On le soupçonne de blanchiment d’argent et d’association de malfaiteur. Tout cela parce qu’il a ouvert un restaurant avec un ancien détenu qui lui avait spontanément porté secours… Tout le caractère dramatique de ce livre tient dans cette oscillation entre deux périodes d’angoisse : d’abord l’angoisse liée aux menaces de petits malfrats qui en veulent au narrateur d’avoir refusé de « prêter » sa voiture à leur petite soeur, puis l’angoisse liée à l’acharnement d’un juge qui cherche à humilier un écrivain.
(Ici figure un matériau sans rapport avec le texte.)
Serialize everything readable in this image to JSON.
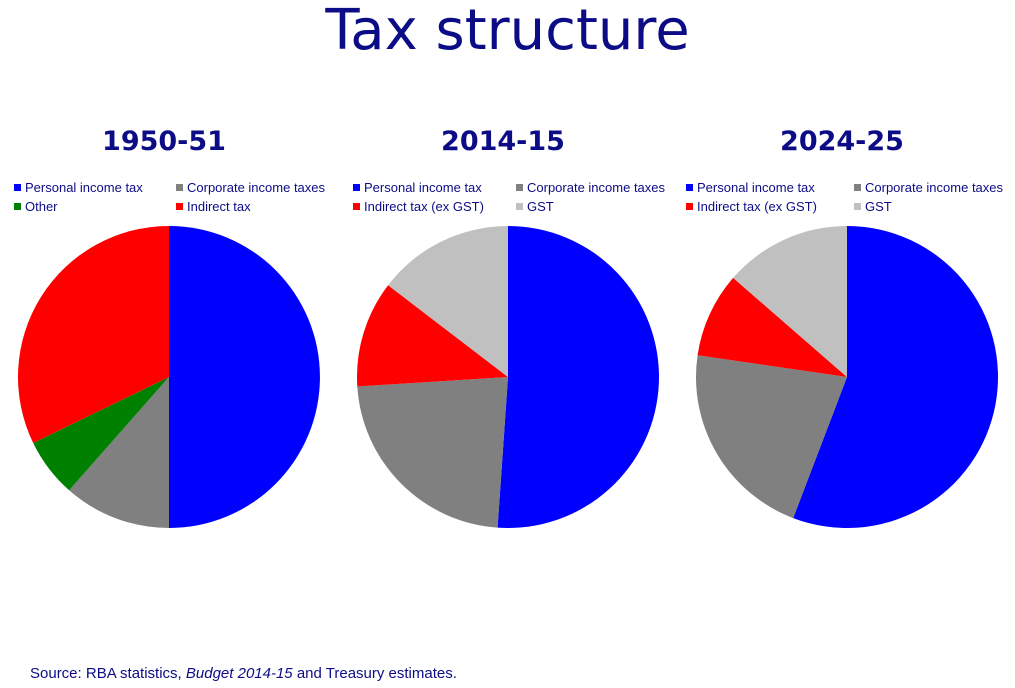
{
  "title": "Tax structure",
  "source": {
    "prefix": "Source: RBA statistics, ",
    "italic": "Budget 2014-15",
    "suffix": " and Treasury estimates."
  },
  "colors": {
    "text": "#0c0c86",
    "personal": "#0000ff",
    "corporate": "#808080",
    "other": "#008000",
    "indirect": "#ff0000",
    "gst": "#c0c0c0"
  },
  "chart_data": [
    {
      "type": "pie",
      "title": "1950-51",
      "legend": [
        {
          "label": "Personal income tax",
          "color": "#0000ff"
        },
        {
          "label": "Corporate income taxes",
          "color": "#808080"
        },
        {
          "label": "Other",
          "color": "#008000"
        },
        {
          "label": "Indirect tax",
          "color": "#ff0000"
        }
      ],
      "slices": [
        {
          "label": "Personal income tax",
          "value": 50.0,
          "color": "#0000ff"
        },
        {
          "label": "Corporate income taxes",
          "value": 11.5,
          "color": "#808080"
        },
        {
          "label": "Other",
          "value": 6.3,
          "color": "#008000"
        },
        {
          "label": "Indirect tax",
          "value": 32.2,
          "color": "#ff0000"
        }
      ]
    },
    {
      "type": "pie",
      "title": "2014-15",
      "legend": [
        {
          "label": "Personal income tax",
          "color": "#0000ff"
        },
        {
          "label": "Corporate income taxes",
          "color": "#808080"
        },
        {
          "label": "Indirect tax (ex GST)",
          "color": "#ff0000"
        },
        {
          "label": "GST",
          "color": "#c0c0c0"
        }
      ],
      "slices": [
        {
          "label": "Personal income tax",
          "value": 51.1,
          "color": "#0000ff"
        },
        {
          "label": "Corporate income taxes",
          "value": 22.9,
          "color": "#808080"
        },
        {
          "label": "Indirect tax (ex GST)",
          "value": 11.4,
          "color": "#ff0000"
        },
        {
          "label": "GST",
          "value": 14.6,
          "color": "#c0c0c0"
        }
      ]
    },
    {
      "type": "pie",
      "title": "2024-25",
      "legend": [
        {
          "label": "Personal income tax",
          "color": "#0000ff"
        },
        {
          "label": "Corporate income taxes",
          "color": "#808080"
        },
        {
          "label": "Indirect tax (ex GST)",
          "color": "#ff0000"
        },
        {
          "label": "GST",
          "color": "#c0c0c0"
        }
      ],
      "slices": [
        {
          "label": "Personal income tax",
          "value": 55.8,
          "color": "#0000ff"
        },
        {
          "label": "Corporate income taxes",
          "value": 21.5,
          "color": "#808080"
        },
        {
          "label": "Indirect tax (ex GST)",
          "value": 9.1,
          "color": "#ff0000"
        },
        {
          "label": "GST",
          "value": 13.6,
          "color": "#c0c0c0"
        }
      ]
    }
  ]
}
Entre ces deux traumatismes, une belle preuve d’amitié donnée par un ancien détenu qui n’a rien oublié des ateliers d’écriture dirigés par René à la prison des Baumettes. Ce « poids lourd des caïds » décide de protéger le narrateur et sa fille et aussitôt, c’est le silence qui se fait autour de lui, le silence et la paix. Mais, dans le monde de René Frégni, l’harmonie ne dure jamais et le bonheur finit toujours par « danser dans le noir ».